I wasn’t a fan of fatty food till I tasted this dish about 3 years ago when our family had dinner with a friend in a restaurant and my husband ordered Dong Po Rou (Braised Pork Belly /东坡肉) (to go with mantou (Chinese steam bun / 馒头). Initially, I was quite reluctant to try it but after much reassurance that it is very delicious, I decided to take a plunge into it. To my amazement, though the meat has layer of fats and lean meat, it was cook so well that the fats literally melts in my mouth.
With this pleasant experience, my interest in cooking this dish was birthed. It was of late, I also learnt from my sister that the pig’s skin also contain collagen which is much needed when you are getting ahem, “younger”. Hahaha.
Well, joke aside, it is always interesting to know the brief history or origin of a dish and if you are interested, read on. Otherwise, you may skip to the recipe below and get your hands working on this dish.
Dong Po Rou is an iconic feature of Hangzhou (杭州) cuisine and can be attributed to Su Shi (苏轼) a.k.a Su Dongpo (苏东坡), a scholar and court official during the Song Dynasty (宋朝), renowned today for his brilliance in poetry, calligraphy, and writings in Chinese literary history. You may read more using this link https://en.wikipedia.org/wiki/Dongpo_pork
Oh well, we should get started now as it will take about 2 to 2 1/2 hours before we can sink our teeth into this piece of deliciously flavoured tender meat with its fats melting in your mouth. Once you have tried this recipe, we hope that you could provide us with some feed feedback/comments either via our blog or join our Mummy’s Kitchen Facebook Group. You can also like and follow us on Beyond Norm Blog’s Facebook Page for more updates.
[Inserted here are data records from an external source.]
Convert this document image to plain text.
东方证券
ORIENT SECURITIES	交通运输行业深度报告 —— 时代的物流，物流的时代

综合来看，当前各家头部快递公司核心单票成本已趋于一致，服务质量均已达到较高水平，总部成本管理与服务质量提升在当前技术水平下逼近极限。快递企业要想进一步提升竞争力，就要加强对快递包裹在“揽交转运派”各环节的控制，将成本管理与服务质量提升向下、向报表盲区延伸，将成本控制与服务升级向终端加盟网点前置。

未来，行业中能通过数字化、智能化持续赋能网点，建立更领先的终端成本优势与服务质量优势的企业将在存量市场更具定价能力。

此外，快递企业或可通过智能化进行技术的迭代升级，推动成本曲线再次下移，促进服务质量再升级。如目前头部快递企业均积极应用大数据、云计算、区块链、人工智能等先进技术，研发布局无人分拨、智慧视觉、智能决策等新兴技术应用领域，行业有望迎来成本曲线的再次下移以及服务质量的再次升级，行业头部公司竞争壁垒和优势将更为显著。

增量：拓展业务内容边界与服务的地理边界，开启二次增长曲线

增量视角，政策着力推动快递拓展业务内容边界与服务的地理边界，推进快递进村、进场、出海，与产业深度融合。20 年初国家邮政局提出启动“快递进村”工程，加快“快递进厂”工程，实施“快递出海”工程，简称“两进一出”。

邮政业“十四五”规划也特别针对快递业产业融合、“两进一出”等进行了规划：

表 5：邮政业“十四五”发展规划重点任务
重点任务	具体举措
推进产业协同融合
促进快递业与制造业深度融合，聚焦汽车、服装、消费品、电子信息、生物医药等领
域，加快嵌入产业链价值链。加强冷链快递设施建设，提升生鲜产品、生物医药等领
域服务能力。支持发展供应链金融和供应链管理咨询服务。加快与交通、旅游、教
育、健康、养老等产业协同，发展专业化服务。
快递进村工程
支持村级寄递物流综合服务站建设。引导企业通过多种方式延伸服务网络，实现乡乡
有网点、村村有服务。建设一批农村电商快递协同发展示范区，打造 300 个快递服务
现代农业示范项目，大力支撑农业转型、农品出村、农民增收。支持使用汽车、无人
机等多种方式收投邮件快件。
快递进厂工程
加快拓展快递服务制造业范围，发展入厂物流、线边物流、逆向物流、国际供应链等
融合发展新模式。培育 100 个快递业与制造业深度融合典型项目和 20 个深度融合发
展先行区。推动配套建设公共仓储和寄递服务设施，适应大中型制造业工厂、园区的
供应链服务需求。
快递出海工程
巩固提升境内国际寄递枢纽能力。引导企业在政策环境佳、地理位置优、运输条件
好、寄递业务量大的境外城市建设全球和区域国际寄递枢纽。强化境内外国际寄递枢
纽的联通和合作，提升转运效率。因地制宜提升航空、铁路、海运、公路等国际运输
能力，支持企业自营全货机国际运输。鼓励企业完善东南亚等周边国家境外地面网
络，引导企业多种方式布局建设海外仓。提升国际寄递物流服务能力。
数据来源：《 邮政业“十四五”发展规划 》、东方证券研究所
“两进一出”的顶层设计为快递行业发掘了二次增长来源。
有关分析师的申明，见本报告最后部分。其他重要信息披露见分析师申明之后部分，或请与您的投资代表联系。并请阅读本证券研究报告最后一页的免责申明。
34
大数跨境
Happy braising!!!
Serves 4 to 5 persons
WHAT YOU NEED
Clay pot, Dutch oven or stainless steel pot
1kg pork belly, skin on (I cooked 1.8kg which serves 15 persons)
2 tablespoon salt
100gm spring onions + additional spring onions to put in the mantou
50 gm ginger (weighed with skin on)
500gm Shao Xing Wine
120gm premium light soy sauce
80gm premium dark soy sauce (if you prefer darker you can add another 20gm)
70gm rock sugar
Some corn flour
Some Chinese tea leaves and soak them in water (optional)
2 cinnamon sticks
3 star anise
5 cloves of garlic
- Coat the pork belly with salt and let it rest for ½ hour to 45 mins to remove the impurities then rinse under tap water and set aside.
- Cut spring onions into 3-inch lengths and line them on the base of the pot.
- Slice ginger with skin on and scatter over the spring onions.
- Put the washed pork belly onto the spring onions and sliced ginger (skin side down).
- Pour in light and dark soy sauce.
- Add in the rock sugar.
- Add in the spices.
- Add in the Shao Xing wine.
- Add some water (I added some tea too) to make sure the pork is at least almost covered with liquid.
- Bring pot to a boil on high heat, reduce to low and simmer for 1 ½ to 2 hours (flipping the pork halfway), or until it is tender enough to be easily poked through with a chopstick.
- Remove pork belly (without the gravy) from the pot and put into a steaming dish, skin side up.
- Steam on high heat for 30 minutes. (This is a crucial step, do not skip this as it will be make the meat tender)
- After dishing out the pork belly, boil the sauce at low heat and add some salt if you find the sauce too sweet. Then add cornflour to thicken the sauce.
- After steaming the pork belly, let it cool down, then slice it to the desired thickness, (I cut it about 1 ½ cm thick) and place them in a serving tray or pot.
- Pour hot gravy over pork and served with white rice or mantou.
*Put some sauce into the cornflour and mix well before pouring the cornflour into the sauce to thicken, this will prevent lumps of flour being formed in the sauce.
*Some recipes suggested cutting the pork belly into 2-inch cubes and then tying them with food safety string but I prefer to use the whole slab to braise.
*Try to use the Shaoxing ‘Hua Tiao’ wine as it will add a more robust and richer flavour to the dish. But, if you can only find the regular Shaoxing wine, you can still make do with it.